Après une tournée qui comptera plus d’une centaine de dates à travers toute l’Europe, la carrière de Blick Bassy est définitivement lancée. Deux autres albums vont suivre : Hongo Calling en 2011, en hommage aux rythmes traditionnels bassa qui ont bercé son enfance, et Akö, cinq ans plus tard, dont le titre Kiki a été choisi par la marque Apple pour la campagne de lancement d’un de ses Iphones.
Et depuis la parution de ce troisième disque, salué par la critique, Blick Bassy collabore avec le label No Format. Mais toujours en 2016, c’est le talent littéraire de Blick Bassy qui s’est dévoilé, grâce à la parution, chez Gallimard, de son premier roman intitulé « Le Moabi Cinéma ». Dans ce magnifique livre autobiographique, comme dans ses albums du reste, Blick Bassy nous invite à partager les enseignements qu’il tire de ses expériences de vie.

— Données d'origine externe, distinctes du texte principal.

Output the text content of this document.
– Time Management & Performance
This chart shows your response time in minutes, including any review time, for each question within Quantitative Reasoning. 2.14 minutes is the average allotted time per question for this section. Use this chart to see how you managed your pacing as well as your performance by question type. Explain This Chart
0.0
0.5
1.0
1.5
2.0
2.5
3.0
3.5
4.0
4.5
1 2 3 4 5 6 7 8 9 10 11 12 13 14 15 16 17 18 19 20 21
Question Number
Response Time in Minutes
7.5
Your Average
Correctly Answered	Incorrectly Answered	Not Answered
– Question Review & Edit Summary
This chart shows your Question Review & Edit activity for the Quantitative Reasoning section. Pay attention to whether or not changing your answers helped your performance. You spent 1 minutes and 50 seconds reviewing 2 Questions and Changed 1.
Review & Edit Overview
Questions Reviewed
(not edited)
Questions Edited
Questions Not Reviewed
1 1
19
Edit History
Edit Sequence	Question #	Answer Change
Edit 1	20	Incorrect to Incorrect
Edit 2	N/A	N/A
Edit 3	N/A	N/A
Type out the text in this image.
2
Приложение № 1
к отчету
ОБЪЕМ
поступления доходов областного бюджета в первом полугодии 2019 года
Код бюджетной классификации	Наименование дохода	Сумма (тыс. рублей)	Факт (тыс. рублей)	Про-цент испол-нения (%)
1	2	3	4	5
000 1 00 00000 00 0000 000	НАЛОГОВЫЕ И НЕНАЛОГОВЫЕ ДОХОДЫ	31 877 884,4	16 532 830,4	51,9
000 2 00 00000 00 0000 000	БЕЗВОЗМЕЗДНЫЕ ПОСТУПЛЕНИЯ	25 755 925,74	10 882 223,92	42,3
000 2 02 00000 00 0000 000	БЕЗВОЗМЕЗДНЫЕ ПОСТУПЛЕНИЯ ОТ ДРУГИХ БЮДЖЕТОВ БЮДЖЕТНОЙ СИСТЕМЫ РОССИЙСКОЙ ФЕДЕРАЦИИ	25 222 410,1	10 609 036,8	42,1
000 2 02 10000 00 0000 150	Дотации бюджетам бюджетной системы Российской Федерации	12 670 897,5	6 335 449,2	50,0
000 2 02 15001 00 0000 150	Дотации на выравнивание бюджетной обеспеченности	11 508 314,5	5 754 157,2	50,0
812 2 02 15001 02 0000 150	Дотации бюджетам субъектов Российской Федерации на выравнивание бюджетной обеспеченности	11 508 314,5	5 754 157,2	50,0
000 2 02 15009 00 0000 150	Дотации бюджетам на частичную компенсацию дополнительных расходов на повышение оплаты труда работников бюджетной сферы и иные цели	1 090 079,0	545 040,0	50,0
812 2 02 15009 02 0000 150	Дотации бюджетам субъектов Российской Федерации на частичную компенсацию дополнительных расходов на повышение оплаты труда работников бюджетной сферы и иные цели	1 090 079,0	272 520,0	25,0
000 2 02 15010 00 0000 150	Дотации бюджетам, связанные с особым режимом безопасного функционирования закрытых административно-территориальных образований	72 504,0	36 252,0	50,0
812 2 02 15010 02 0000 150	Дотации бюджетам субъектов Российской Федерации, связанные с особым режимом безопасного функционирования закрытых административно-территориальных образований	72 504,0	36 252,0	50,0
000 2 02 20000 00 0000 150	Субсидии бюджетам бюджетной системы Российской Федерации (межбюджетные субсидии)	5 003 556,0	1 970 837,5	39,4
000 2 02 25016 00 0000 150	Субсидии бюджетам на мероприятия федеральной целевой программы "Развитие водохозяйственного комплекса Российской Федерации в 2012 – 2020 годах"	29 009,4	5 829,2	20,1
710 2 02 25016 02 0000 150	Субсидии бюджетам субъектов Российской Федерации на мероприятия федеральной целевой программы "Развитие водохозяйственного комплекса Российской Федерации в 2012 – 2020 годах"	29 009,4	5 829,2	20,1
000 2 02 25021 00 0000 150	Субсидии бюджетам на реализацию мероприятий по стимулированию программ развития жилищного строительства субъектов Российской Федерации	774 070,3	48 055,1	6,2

Ainsi, il est convaincu aujourd’hui que le langage qui permet de toucher n’importe quel humain sur terre c’est l’émotion, l’énergie, la vibration qu’il y a en nous. « Nous sommes animés d’abord par une vibration, précise-t-il, une énergie. Nous avons donc une opportunité incroyable, c’est de pouvoir se connecter avec les Autres. » A force de travailler à mieux se connaître, à découvrir qui il est réellement, à explorer ce qu’il appelle son petit chemin de liberté, il s’émancipe chaque jour davantage de ce que la société tend à nous imposer.
Il ne s’étonne donc plus de s’entendre parfois dire qu’il y a une cohérence entre sa musique, son look et sa personnalité. Vivre en harmonie avec soi, être sincère et le traduire dans sa musique : telles sont aujourd’hui ses préoccupations, et sans doute le gage de son succès. D’ailleurs, en s’intéressant à l’histoire de l’UPC, l’Union des Populations du Cameroun, dans son dernier album, Blick Bassy ne rend pas seulement hommage à Ruben Um Nyobe et tous ses camarades, il constate également le chaos qui règne dans de nombreux pays africains, notamment au Cameroun.
Pourquoi est-ce qu’on en est toujours là, s’interroge-t-il ? Une conviction l’habite : « En Afrique, la solution à nos problèmes, elle est dans la reconnexion avec ce que nous sommes profondément. Notre problème n’est pas économique, il est culturel. Et tant que celui-ci n’est pas réglé, l’argent n’y pourra rien.» En exhumant la mémoire du grand résistant anticolonialiste Ruben Um Nyobe dans cet album intitulé «1958», année de son assassinat, Blick Bassy ne nous tend pas seulement un miroir, il nous convie aussi à un voyage intérieur, afin de mieux construire les ponts entre passé et présent.